Re: Movement while performing a musical instrument.  Personally, and it is me, as I've been around this "atmosphere" almost a century, I overlook it, even when it IS distracting.  I am (mostly WAS) a violinist, and I've been in the company of the best.  Many move a tremendous amount, almost walking around the stage.  The stoic musicician, (violinist or any other, actually) is almost as distracting as the mover and shaker.  I have seen cellists almost swoon, while performing.  Ignoring the movement, I find the expressions and distorsions of face and mouth equally distracting, as though to say "This is VERY difficult".  However, once this habit, and it IS a habit, is established, it is just about impossible to control.  An artist (violinist or other instrumentalist) having learned the particular manner of playing, will play his/her way, no matter.  In the end, I accept it all, with preferences.  I want the MUSIC above all.

ALL of this really is trying to understand personalities, as I think that is the controlling ingredient.  The personality and psychology of the performer is at play, here.

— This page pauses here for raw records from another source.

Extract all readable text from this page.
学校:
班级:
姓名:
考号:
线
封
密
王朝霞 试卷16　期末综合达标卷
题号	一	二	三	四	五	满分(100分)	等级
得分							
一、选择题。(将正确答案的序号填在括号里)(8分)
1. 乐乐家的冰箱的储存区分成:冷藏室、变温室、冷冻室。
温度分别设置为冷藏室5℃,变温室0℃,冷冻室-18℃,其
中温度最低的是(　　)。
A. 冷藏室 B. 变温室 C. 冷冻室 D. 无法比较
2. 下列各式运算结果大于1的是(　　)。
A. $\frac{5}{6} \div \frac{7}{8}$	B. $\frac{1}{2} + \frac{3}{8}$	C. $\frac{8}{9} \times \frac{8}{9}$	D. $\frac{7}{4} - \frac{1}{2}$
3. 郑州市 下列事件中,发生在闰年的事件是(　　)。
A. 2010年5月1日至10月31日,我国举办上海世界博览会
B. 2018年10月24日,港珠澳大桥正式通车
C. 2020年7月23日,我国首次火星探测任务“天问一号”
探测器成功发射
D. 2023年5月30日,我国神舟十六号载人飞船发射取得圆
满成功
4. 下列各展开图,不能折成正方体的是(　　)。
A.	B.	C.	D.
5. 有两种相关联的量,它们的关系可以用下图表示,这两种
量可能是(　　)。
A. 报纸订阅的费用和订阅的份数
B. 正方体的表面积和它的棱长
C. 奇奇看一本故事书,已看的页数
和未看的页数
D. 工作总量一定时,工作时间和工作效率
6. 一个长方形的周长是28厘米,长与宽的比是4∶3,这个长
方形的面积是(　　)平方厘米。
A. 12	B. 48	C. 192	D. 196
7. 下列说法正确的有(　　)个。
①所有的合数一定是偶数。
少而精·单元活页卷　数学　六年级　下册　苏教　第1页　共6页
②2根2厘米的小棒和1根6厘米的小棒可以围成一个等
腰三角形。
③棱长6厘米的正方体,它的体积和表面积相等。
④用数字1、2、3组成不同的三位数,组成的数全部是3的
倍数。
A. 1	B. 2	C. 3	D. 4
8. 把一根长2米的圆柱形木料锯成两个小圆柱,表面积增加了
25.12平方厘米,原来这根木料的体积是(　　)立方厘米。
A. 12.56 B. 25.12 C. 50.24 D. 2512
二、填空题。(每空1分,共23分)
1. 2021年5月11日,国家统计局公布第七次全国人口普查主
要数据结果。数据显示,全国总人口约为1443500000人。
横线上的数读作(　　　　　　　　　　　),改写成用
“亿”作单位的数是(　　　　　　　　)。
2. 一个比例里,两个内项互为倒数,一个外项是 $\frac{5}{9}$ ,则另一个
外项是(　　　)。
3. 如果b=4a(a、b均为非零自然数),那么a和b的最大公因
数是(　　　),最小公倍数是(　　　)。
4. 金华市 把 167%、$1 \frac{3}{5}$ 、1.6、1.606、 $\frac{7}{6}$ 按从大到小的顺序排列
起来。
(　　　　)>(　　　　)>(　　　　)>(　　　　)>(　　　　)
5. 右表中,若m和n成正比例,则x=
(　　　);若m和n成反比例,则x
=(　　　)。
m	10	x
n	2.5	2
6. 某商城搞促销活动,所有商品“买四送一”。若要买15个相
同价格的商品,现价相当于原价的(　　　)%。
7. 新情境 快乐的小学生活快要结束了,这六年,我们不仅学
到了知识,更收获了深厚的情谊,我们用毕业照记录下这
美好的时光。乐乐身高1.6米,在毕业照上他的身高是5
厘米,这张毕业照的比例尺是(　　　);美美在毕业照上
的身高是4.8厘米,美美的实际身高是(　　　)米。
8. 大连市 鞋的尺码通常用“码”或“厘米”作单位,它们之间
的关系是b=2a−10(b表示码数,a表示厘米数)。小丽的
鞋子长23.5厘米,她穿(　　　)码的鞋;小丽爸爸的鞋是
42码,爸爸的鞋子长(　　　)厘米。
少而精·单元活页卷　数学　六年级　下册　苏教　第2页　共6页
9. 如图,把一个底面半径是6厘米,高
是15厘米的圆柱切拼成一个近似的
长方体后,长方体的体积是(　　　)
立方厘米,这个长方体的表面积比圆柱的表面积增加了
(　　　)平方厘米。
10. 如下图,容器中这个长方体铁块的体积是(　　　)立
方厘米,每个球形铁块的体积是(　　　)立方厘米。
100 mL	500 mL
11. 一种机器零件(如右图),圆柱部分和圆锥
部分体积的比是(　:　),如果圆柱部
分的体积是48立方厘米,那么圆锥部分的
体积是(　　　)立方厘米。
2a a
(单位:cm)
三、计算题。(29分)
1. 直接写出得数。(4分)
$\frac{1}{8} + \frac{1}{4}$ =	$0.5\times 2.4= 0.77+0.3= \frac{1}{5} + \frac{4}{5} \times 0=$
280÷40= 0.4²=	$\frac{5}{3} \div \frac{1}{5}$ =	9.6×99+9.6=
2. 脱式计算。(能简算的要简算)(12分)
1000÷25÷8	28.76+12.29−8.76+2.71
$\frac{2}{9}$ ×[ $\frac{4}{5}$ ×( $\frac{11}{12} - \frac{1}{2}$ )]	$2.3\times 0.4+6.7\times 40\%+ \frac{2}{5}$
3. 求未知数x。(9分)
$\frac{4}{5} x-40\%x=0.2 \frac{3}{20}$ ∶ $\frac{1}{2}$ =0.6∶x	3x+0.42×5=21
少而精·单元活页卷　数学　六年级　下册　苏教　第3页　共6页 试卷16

I would like to hear a judge express an opinion.

In conclusion, how about conductors, and can we mention names?


From Efrem Violin
Posted on January 14, 2010 at 1:42 AM

AGAIN, re: moving around, while playing, and continuing the distractions.  How about the attire of the performer?  The symphony and chamber requirements are a little more strict, however, the "ladies" sometimes get away with murder!!   I will tell you, NOW, there is just a little too much freedom, today, as to sleeves and necklines, in the orchestra.  I truly prefer just a little more modesty among the more delicate members of the ensemble.  Thank you, all.

One final time, it's the music that is uppermost of import.  We'll all bend a bit for the sake of harmony and beauty.

Thank you for allowing ME to express myself.  I hope there has been a little illumination as a result of this little exchange.  If it makes better music, AND, adds to the pleasure of production and enjoyment for the listener, then, it has served a good purpose.

Concluding, I again, ask for a discussion re: conductors.  I have a few stories I could tell, if one were interested (with or without names).


From Richard Watson
Posted on January 14, 2010 at 8:42 PM

 An interesting thread.  Leads are essential to really tight ensemble playing. How else can several players manage to begin and end a given note in the same microsecond. In an orchestra I have often found it easier to follow the concertmaster or section leader than many conductors.  Some movement is absolutely necessary.

Both Heifetz and Oistrakh have been have been criticized by some for their "cold" demeanor.  To these critics I can only plead: Open your ears. 

A famous cellist from a recent generation used to fling her hair from side to side, which had the unfortunate effect of altering the bow's contact with the string, creating surface noise. Soulfulness or faulty technique? Does the visual have more weight than the aural in musical performance? Food for thought.